With such renewed strength and vigour, and a refreshing new take on life, Deca was ready for whatever might come his way. Even when Deca’s condition took a turn for the worse in July 2021, just months before his GCE A Level Examinations (it seemed that his tumour was regressing, with new nodes around the primary tumour), he was worried but not shaken – this was but another hurdle that he had to, and would overcome. During the final leg of intensive A Level preparation in college, Deca endured yet more physical ordeals (fatigue, headaches, drowsiness, blood loss) and the mental strain of his heavy school workload and concerns about his health condition.
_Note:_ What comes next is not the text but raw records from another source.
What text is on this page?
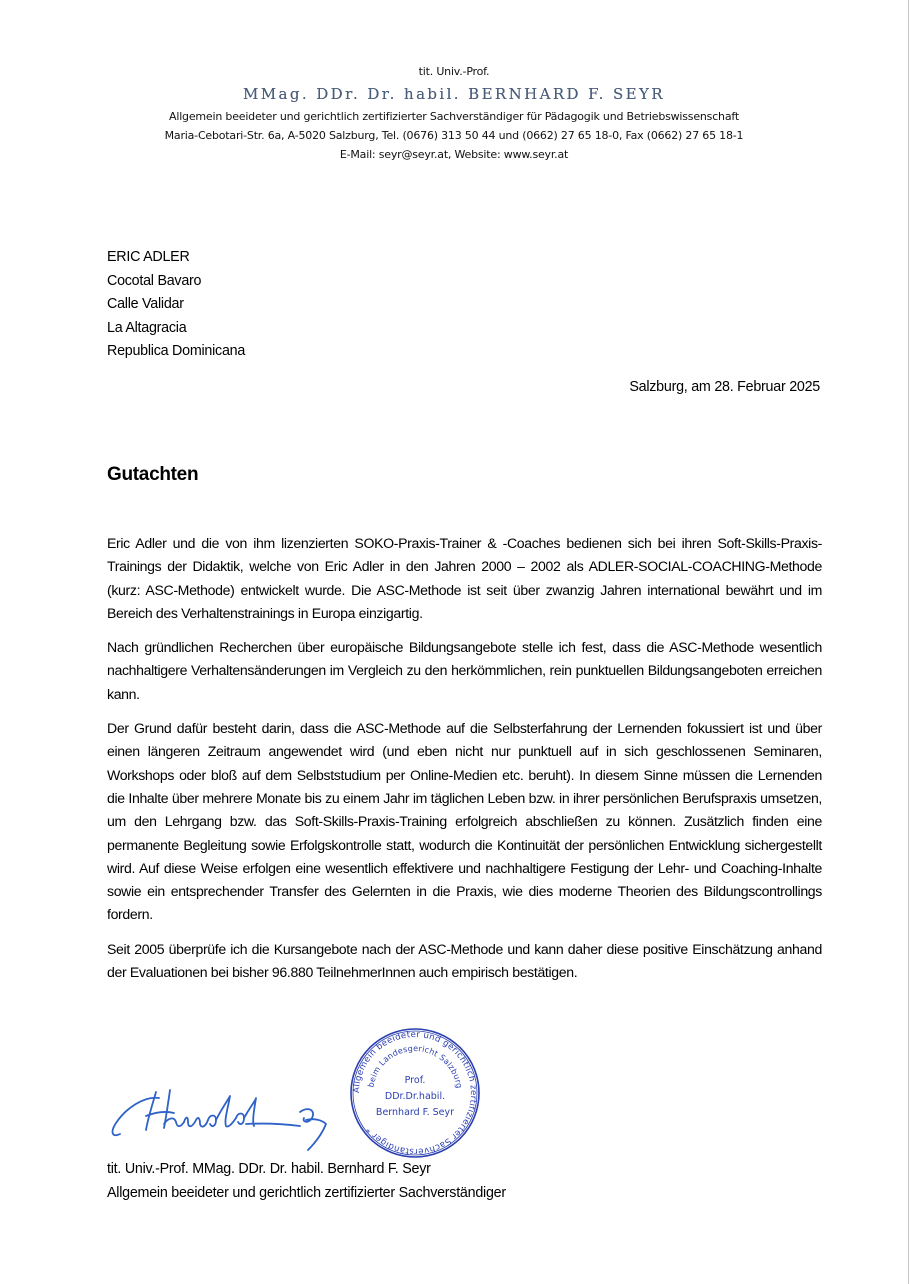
tit. Univ.-Prof.
MMag. DDr. Dr. habil. BERNHARD F. SEYR
Allgemein beeideter und gerichtlich zertifizierter Sachverständiger für Pädagogik und Betriebswissenschaft
Maria-Cebotari-Str. 6a, A-5020 Salzburg, Tel. (0676) 313 50 44 und (0662) 27 65 18-0, Fax (0662) 27 65 18-1
E-Mail: seyr@seyr.at, Website: www.seyr.at
ERIC ADLER
Cocotal Bavaro
Calle Validar
La Altagracia
Republica Dominicana
Salzburg, am 28. Februar 2025
Gutachten

Eric Adler und die von ihm lizenzierten SOKO-Praxis-Trainer & -Coaches bedienen sich bei ihren Soft-Skills-Praxis-Trainings der Didaktik, welche von Eric Adler in den Jahren 2000 – 2002 als ADLER-SOCIAL-COACHING-Methode (kurz: ASC-Methode) entwickelt wurde. Die ASC-Methode ist seit über zwanzig Jahren international bewährt und im Bereich des Verhaltenstrainings in Europa einzigartig.

Nach gründlichen Recherchen über europäische Bildungsangebote stelle ich fest, dass die ASC-Methode wesentlich nachhaltigere Verhaltensänderungen im Vergleich zu den herkömmlichen, rein punktuellen Bildungsangeboten erreichen kann.

Der Grund dafür besteht darin, dass die ASC-Methode auf die Selbsterfahrung der Lernenden fokussiert ist und über einen längeren Zeitraum angewendet wird (und eben nicht nur punktuell auf in sich geschlossenen Seminaren, Workshops oder bloß auf dem Selbststudium per Online-Medien etc. beruht). In diesem Sinne müssen die Lernenden die Inhalte über mehrere Monate bis zu einem Jahr im täglichen Leben bzw. in ihrer persönlichen Berufspraxis umsetzen, um den Lehrgang bzw. das Soft-Skills-Praxis-Training erfolgreich abschließen zu können. Zusätzlich finden eine permanente Begleitung sowie Erfolgskontrolle statt, wodurch die Kontinuität der persönlichen Entwicklung sichergestellt wird. Auf diese Weise erfolgen eine wesentlich effektivere und nachhaltigere Festigung der Lehr- und Coaching-Inhalte sowie ein entsprechender Transfer des Gelernten in die Praxis, wie dies moderne Theorien des Bildungscontrollings fordern.

Seit 2005 überprüfe ich die Kursangebote nach der ASC-Methode und kann daher diese positive Einschätzung anhand der Evaluationen bei bisher 96.880 TeilnehmerInnen auch empirisch bestätigen.

Allgemein beeideter und gerichtlich zertifizierter Sachverständiger *
beim Landesgericht Salzburg
Prof.
DDr.Dr.habil.
Bernhard F. Seyr
tit. Univ.-Prof. MMag. DDr. Dr. habil. Bernhard F. Seyr
Allgemein beeideter und gerichtlich zertifizierter Sachverständiger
Shuttling in and out of hospital visits and between medical procedures, “just like that, thankfully, I successfully completed my A Levels, without much disruption, exhausted, but not defeated,” he recalls. Fate relented this time, and it was recently ascertained that Deca’s glioma recurrence is currently under control.
When asked how he was able to overcome an ordeal of such gargantuan proportions at such a tender age, Deca did not hesitate to express his gratitude towards various individuals in the college. “I was initially quiet and reserved after my diagnosis in 2018 and did not make many friends when I first came to college. So, I don’t think I would have survived the demands of the A Level curriculum and school without the unwavering support of all my tutors – truly ALL of them. They have always been patient, kind and caring, continuously checking in with me, and giving me consultations whenever I needed help or even extra support while I was away from school. I think they gave me confidence and made me feel I was not alone.” Deca added, “Of course, my parents and old friends from secondary school were also my pillars of support, and I could never repay them for what they have done for me.”
When asked to share some nuggets of wisdom with his juniors, Deca paused for a moment before saying “Believe in yourself – you are much stronger than you think. Sometimes, all the challenges and obstacles you face are but part of the process, each one is like checkpoint. At each checkpoint, you must take a breather, and look back, to see how much you’ve overcome to reach your current stage. If you face a setback, it’s okay to fall, but you will and must eventually get back up on your feet. Never give up!”
In continued pursuit of his love for biomedical and chemical sciences and his hope to pay it forward, Deca hopes to major in Environmental, Biomedical or Chemical Engineering at a local university.